According to statements made by the current commissioner of the New York State Department of Environmental Conservation, that agency is in the process of proposing changes to the State Environmental Quality Review Act regulations that would specifically require a climate change analysis in environmental impact assessments. Accordingly, it can be expected that climate change issues will be subject to a “hard look” under SEQRA for projects in New York.

If you have any questions about this decision, please feel free to contact Jeff Gracer at jgracer@sprlaw.com or Elizabeth Knauer at eknauer@sprlaw.com.

 

 

New York City Climate Protection Act Signed by Mayor Bloomberg


On Wednesday, December 5, 2007, Mayor Michael Bloomberg signed the New York City Climate Protection Act. Int. No. 20-A was passed by a vote of the New York City Council on Wednesday, November 28, 2007. The Act, codified in a new Chapter 8 of Title 24 of the Administrative Code of the City of New York (Ad. Code §§24-801 through 24-805) codifies the greenhouse-gas reductions called for in Mayor Bloomberg's plaNYC 2030: A Greener, Greater New York (“plaNYC 2030”).

The Act requires the city to meet two climate reduction goals: to reduce greenhouse gas emissions (carbon dioxide, methane and nitrous oxide) from city operations by at least 30 percent by the year 2017, and to reduce greenhouse gas emissions citywide – including from homes and businesses – by at least 30 percent by the year 2030. The Act does not expressly contemplate carbon caps or other regulatory limits on private activity. Rather, it states that the required greenhouse gas reductions “shall be achieved through the applicable policies, programs and actions included in plaNYC 2030, and any additional policies, programs and actions to reduce greenhouse gas emissions that contribute to global warming.” (Ad. Code §24-803.a.(2) and b.(2)).

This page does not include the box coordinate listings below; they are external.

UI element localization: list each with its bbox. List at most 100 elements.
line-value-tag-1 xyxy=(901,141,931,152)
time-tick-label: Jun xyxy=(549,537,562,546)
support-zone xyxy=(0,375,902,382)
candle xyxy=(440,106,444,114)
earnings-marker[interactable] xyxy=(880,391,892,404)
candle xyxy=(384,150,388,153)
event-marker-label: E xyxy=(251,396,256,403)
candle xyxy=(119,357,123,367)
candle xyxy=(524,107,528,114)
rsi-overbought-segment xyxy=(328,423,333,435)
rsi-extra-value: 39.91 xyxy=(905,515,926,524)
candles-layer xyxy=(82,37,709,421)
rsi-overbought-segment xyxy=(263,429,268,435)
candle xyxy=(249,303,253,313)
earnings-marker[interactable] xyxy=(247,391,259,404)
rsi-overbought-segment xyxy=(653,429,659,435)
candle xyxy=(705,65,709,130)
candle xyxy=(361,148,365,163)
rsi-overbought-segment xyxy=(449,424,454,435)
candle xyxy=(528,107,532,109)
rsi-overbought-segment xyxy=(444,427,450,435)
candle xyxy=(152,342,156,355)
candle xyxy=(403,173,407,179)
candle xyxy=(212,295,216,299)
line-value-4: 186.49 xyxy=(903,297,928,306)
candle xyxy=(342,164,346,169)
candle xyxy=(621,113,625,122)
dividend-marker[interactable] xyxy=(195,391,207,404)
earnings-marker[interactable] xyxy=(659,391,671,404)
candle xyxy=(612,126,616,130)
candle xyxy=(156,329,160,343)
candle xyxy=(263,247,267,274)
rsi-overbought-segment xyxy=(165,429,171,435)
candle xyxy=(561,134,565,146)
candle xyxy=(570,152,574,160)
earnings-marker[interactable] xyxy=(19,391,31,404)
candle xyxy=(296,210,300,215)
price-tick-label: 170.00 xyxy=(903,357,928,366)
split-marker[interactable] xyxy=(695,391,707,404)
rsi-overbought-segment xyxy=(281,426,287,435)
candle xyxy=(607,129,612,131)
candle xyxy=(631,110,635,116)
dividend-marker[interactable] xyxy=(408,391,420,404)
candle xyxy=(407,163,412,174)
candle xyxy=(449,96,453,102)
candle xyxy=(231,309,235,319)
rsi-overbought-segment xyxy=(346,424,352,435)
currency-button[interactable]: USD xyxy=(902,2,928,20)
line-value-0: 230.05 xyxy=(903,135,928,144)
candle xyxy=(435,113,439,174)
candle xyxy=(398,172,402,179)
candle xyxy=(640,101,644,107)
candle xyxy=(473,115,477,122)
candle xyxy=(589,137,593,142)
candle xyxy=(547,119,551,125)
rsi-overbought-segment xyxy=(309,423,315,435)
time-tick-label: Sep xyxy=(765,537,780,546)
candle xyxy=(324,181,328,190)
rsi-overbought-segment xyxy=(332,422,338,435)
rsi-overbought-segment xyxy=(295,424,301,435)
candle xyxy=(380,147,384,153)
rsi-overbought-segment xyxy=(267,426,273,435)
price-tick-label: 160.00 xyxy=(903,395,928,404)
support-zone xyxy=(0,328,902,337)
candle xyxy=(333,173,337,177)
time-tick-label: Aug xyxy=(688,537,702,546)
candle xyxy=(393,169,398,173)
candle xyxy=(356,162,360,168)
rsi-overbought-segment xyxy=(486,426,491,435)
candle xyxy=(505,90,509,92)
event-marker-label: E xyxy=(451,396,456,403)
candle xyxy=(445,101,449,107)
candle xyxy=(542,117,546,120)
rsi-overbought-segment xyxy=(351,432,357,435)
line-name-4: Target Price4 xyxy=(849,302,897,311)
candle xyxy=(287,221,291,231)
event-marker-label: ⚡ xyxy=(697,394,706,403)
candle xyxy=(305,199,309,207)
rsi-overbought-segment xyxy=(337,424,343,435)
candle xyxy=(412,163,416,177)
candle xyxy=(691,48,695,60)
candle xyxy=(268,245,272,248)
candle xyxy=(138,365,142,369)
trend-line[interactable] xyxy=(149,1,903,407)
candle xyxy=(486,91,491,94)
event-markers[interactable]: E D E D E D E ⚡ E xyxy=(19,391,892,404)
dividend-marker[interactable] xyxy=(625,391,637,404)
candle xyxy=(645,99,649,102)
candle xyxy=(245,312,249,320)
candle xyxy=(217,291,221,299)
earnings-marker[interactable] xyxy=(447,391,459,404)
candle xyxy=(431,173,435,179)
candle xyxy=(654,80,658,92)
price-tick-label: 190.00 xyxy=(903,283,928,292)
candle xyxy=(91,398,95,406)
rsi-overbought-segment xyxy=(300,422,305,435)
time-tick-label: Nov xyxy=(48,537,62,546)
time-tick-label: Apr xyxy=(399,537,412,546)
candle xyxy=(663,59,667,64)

The main components of the Act are:

  • By September 17, 2008, and each September 17 thereafter, the Mayor’s Office must complete and post on its website an inventory and analysis of the previous fiscal year’s citywide and city government operations greenhouse gas emissions, as measured in carbon dioxide equivalents, as well as calculate the percentage change in such emissions relative to the base year (the base years for citywide and city government emissions are 2005 and 2006, respectively). (Ad. Code §24-803.c.)
  • The Mayor’s Office is to develop voluntary programs that encourage private entities to reduce their global warming emissions in order to help meet the citywide emissions reduction of 30% by 2030. (Ad. Code §24-803.d.)
  • The Mayor’s Office is to develop and implement programs by July 1, 2009, for public education and outreach regarding the reduction of such emissions by businesses, residents, public and private elementary and secondary schools, and other entities, including such topics as the potential impacts of global warming on New York City, as well as best practices to reduce energy usage and global warming gases. (Ad. Code §24-804.)
  • The Mayor’s Office is required to publish annual reports, no later than September 17th each year, describing the annual inventory and analysis, voluntary and public outreach programs described above.

While none of the provisions of the New York City Climate Protection Act directly impact private parties, it is designed to spur significant voluntary action by the private sector as the city continues to develop programs to achieve the emissions reductions objectives of the Act, for example, through city procurement practices and the proposed new building codes.